最初に報道したメディアは政府系ですので、これは話題というよりも、大国としてのイメージを作り上げたい中国政府が、国民に対して指導したものと考えてよさそうです。
基本的には経済水準の問題
人によって振る舞いはそれぞれですから、安易に「○○人は○○である」という断定をしてしまうのは良くないのですが、中国人旅行者のマナーが総じて良くないことは、世界的によく知られています。ある中国人は、「中国人のいないところに旅行に行きたい」とボヤいていました。
どの国の人のマナーが良くないのかについては、国民性にもよりますが、多くは、その国の経済水準で決まると考えてよいでしょう。一般的に豊かになればなるほど、国民のマナーは向上していきます。
中国のGDPが日本を追い抜いたのは2009年ですが、1人あたりのGDPでは日本の5分の1にとどまったままです。
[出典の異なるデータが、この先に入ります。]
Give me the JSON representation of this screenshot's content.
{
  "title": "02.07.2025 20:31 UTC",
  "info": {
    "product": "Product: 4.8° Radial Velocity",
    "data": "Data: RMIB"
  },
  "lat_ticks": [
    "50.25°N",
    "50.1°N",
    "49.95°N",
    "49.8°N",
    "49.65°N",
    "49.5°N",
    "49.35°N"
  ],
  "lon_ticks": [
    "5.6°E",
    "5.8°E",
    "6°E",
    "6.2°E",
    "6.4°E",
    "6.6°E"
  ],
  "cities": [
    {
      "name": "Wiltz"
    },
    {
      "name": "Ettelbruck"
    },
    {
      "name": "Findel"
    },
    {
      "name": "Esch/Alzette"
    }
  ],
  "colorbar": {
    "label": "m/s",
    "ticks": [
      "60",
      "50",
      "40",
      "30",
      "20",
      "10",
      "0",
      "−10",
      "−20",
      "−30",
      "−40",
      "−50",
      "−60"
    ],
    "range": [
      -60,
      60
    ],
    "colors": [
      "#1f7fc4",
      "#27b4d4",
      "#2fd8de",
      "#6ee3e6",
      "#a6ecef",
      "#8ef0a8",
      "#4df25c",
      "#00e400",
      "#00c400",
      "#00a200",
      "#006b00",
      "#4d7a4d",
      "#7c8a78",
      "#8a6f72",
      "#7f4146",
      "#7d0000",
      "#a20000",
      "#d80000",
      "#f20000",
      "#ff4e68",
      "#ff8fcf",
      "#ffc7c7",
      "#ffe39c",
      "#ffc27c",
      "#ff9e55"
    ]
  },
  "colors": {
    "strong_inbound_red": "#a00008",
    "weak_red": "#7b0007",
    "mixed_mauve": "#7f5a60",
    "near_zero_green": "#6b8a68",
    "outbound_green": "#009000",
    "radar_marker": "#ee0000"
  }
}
日本で、1人あたりのGDPが現在の5分の1だったのは40年以上も前のことです。当時は舗装されていない道路もあくさんありましたし、路肩の側溝にはドブが流れ、タバコの吸い殻やゴミが当たり前のように落ちていました。今の中国人はこうした時代の日本人と同じ状態なわけですから、マナーが悪くなるのも当然でしょう。
昭和の時代までは、ツアーで海外旅行する日本人観光客のマナーはひどいものでした。当時の新聞などを見ると、日本人による目を覆いたくないような野蛮な振る舞いのオンパレードです。筆者がサラリーマンだった頃は、飛行機に乗ると突然横柄になり、人が変わったようになる上司がたくさんいたものです。
これらは、基本的には同じメカニズム(豊かさ、貧しさ)によるものであり、解決するためには、経済的に豊かになるしかないのです。
現在、中国社会は急速に豊かになっています。平成に入って、日本人がスマートに振る舞えるようになったのと同じように、やがて中国人の振るまいも、今よりも洗練されたものになる可能性が高いでしょう。
数字で見ると簡単に理解できることも多い
こうした問題について、国民性など、定性的な観点でだけ議論していると、なかなか結論が出てきません。国民性の解釈は人それぞれだからです。
しかし、1人あたりのGDPに代表されるような、数字で表されるものについては、余分な解釈が入る余地が少なくなります。数字を過信するのはよくないですが、全体の状況を客観的に比較するには、非常に有益なツールなのです。
今の日本は、財政再建や年金の維持可能性など、様々な問題を抱えています。しかし、基本的に日本人は現状維持を望み、変化を嫌っているように見えます。なぜそうなっているのかについては、多くの人が、それぞれの意見を持っていることでしょう。
しかしながら、この現象も、日本人の平均年齢を考えればある程度納得がいきます。現在の日本人の平均年齢は45歳なのですが、45歳ともなると、たいていの人は、保守的で頑固になり、変化を嫌うようになります。
日本全体がそうなわけですから、それがいいことか悪いことは別にして、多くの人が現状維持を望むのは、ある意味で当然の結果なのです。
物事について考える時、定性的な分析も大事ですが、こうしたマクロ的、定量的な分析を行うと、スッキリ理解できるというケースは案外多いのです。